>> -----Original Message----- >> From: bacchi raffaele [mailto:[hidden email]] >> Sent: Monday, 2011 December 12 3:45 >> To: [hidden email] >> Subject: XML grammar error? >> >> Hi, >> I think that rule  (and other similar) are wrong: >> CData ::= (Char* - (Char* ']]>' Char*)) >> The purpose of the rule is to match (reduce) any Char sequence not >> containing ']]>'. >> But this result is not achieved since the Char definition includes ']' >> and '>' so the exception part of the rule: >> -(Char* ']]>' Char*) >> is ambiguous. Most parsers solve the ambiguity by applying the rule >> "reduce as soon, as much as possible" >> thus the rule will always mismatch because the first Char* reduces also >> the sequence ']]>' and the next terminal ']]>' will never match. > > >There is no ambiguity here. A - B matches if A matches, provided B does >not also match what A matches. The regular expression (in conventional >notation) /^.*]]>.*$/ matches any string that contains at least one ']]>'. >It is ambiguous in the sense that if there are multiple tokens of ']]>' >in the string, different matchers will match ']]>' in the pattern against >the first or the last. But that makes no difference to the meaning of >the pattern. > >Specifically, a leftmost-longest matcher will first match the first >Char* against the whole string, then attempt to match ']' and fail. >It will then reduce the Char* by one character and try again to match >']'. Iff there is a ']]>' in the string, it will eventually be matched >as a result of the shortening of the first Char*; the second Char* will >then match whatever is left. If there is more than one, the rightmost >will be the one that matches. > >By way of contrast, a DFA matcher will match the leftmost occurrence >of ']]>'. But as stated, exactly which ']]>' is matched is irrelevant. > > >> I think the rule (and other similar) should be written: >> Cdata ::= ( Char - ']]>' )* > >This will not work since it says to match a single character which is >not a three-character sequence. No single character can be three >characters, so it will match every character. > > >Paul Grosso >for the XML Core WG
Hi, I think the term (Char* ']]>' Char*) would be ok for a nondeterministic parser that tries all sentences with plausible parse. However a deterministic parser (for example leftmost-longest) does not "...reduce the Char* by one character and try again..." because if the rule was: (xxx ']]>' xxx) it had to try all the possible different length of xxx (elsewhere defined) forcing the parser to be actually nondeterministic for xxx and all its nested rules.

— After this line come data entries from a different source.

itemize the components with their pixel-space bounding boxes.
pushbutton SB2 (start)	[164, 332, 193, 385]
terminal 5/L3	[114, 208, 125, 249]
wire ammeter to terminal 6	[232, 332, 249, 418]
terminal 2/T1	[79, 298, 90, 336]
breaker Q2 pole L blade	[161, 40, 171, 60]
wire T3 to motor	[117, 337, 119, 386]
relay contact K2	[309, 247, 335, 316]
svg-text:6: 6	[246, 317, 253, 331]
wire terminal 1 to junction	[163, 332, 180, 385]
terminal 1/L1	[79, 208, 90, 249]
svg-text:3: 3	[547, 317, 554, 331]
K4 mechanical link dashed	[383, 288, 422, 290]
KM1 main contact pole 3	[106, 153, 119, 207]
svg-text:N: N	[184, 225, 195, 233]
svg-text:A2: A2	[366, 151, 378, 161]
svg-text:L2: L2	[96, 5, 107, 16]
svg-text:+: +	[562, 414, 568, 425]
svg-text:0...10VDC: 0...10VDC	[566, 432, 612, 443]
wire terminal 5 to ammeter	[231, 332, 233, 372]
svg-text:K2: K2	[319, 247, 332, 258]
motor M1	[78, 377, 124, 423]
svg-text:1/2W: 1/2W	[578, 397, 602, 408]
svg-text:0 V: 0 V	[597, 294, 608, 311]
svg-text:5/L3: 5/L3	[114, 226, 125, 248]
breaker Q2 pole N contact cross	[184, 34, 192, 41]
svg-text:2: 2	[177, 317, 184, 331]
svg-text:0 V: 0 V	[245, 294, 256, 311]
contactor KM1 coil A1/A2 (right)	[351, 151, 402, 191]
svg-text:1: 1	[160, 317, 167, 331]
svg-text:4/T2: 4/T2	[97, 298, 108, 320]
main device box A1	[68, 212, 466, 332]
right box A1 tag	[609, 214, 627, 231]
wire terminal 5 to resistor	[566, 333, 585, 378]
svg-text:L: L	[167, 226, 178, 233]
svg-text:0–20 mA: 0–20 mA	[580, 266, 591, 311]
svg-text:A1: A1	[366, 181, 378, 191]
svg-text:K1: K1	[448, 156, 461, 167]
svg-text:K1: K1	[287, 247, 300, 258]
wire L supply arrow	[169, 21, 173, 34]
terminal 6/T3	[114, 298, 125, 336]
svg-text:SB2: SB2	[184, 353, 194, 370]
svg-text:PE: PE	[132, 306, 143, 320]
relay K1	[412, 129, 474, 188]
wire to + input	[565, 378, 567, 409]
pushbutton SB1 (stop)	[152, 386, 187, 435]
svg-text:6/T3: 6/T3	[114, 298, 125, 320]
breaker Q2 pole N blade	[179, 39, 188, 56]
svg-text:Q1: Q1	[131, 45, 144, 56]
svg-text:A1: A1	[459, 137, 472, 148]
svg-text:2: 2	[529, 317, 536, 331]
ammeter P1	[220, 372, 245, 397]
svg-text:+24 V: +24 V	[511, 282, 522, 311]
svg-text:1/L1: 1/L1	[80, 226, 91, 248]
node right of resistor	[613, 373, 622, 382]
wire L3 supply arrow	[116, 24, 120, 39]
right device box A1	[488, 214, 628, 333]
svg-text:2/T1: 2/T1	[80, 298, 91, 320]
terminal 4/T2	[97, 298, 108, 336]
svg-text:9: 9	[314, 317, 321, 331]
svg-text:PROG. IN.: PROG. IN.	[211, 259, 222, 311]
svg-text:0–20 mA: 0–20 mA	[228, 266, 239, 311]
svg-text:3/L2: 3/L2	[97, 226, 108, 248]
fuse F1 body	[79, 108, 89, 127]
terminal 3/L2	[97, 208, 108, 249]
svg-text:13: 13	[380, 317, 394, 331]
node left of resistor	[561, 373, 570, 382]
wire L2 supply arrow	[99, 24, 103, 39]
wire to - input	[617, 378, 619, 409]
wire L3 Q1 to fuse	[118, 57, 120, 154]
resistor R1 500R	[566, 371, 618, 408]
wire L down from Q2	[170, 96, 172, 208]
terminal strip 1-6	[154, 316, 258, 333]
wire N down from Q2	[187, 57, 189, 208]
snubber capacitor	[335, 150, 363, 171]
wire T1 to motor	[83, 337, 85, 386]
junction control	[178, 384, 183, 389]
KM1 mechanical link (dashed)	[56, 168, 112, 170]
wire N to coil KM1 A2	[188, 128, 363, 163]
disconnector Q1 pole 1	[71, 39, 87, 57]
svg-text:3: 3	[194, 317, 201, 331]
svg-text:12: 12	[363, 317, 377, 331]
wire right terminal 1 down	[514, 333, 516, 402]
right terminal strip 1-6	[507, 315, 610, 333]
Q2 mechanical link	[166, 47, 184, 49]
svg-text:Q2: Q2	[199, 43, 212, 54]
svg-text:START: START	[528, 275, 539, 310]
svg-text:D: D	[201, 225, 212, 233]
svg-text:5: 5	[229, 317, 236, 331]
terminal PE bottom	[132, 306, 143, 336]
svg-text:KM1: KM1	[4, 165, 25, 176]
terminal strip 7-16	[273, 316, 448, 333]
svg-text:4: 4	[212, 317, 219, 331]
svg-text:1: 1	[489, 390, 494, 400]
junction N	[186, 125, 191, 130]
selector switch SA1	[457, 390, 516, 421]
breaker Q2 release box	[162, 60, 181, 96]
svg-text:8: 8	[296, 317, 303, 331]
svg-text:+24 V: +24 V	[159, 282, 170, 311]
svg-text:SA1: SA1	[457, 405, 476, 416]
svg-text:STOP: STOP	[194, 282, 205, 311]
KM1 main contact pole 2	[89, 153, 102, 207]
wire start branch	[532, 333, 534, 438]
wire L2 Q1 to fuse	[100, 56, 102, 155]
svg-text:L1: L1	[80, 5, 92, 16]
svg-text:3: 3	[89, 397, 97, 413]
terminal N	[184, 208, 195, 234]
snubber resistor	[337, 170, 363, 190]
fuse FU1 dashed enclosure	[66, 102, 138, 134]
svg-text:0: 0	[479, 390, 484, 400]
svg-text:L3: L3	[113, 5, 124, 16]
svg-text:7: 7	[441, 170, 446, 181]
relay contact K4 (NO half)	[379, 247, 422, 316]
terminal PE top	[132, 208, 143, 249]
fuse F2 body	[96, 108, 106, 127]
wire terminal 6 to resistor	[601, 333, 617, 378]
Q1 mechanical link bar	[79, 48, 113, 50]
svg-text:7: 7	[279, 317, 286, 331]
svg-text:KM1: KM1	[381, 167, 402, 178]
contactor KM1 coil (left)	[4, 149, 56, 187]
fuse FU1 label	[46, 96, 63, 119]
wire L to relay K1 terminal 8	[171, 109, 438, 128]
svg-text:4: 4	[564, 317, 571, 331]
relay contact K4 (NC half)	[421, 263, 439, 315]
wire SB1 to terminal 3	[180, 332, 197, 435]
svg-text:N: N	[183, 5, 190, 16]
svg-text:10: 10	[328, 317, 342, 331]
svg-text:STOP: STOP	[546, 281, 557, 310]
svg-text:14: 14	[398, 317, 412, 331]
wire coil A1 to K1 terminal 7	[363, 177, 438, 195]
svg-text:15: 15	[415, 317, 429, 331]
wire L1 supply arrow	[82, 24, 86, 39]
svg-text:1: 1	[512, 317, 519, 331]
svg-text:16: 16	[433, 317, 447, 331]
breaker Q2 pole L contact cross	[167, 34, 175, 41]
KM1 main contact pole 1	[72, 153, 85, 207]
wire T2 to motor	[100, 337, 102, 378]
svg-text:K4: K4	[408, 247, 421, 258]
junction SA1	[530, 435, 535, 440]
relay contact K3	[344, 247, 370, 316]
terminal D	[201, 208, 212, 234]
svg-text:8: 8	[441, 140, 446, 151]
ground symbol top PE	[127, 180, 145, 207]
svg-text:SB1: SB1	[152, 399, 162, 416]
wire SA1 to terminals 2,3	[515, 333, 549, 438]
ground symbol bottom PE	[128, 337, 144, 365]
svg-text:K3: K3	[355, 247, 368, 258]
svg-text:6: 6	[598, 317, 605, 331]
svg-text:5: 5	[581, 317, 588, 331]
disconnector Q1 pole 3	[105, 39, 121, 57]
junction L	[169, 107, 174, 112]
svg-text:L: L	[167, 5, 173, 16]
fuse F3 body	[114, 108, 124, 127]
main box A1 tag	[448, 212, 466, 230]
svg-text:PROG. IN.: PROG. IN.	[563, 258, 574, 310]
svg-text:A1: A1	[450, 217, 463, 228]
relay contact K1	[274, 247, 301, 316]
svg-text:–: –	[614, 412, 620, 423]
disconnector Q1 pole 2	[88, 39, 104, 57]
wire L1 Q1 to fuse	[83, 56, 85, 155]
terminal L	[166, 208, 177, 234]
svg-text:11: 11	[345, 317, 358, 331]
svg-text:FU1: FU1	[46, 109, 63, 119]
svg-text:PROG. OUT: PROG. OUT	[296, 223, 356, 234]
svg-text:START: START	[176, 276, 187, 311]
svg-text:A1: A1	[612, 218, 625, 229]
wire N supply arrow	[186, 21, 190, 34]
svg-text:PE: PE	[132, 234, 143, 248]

On the contrary Cdata ::= ( Char - ']]>' )* is correct. According to Extended BNF (ISO/IEC 14977 : 1996): "Syntactic-term ... When a syntactic-term is a syntactic-factor followed by an except-symbol followed by a syntactic-exception it represents any sequence of symbols that satisfies both of the conditions: a) it is a sequence of symbols represented by the syntactic-factor, b) it is not a sequence of symbols represented by the syntactic-exception. ... " and there is no constraint to have syntactic-term same length of syntactic-exception. The parser can match a Char and mismatch the sequence ']]>' then reduce the matched Char (advance 1 char in the source) then repeat while the 2 conditions are satisfied.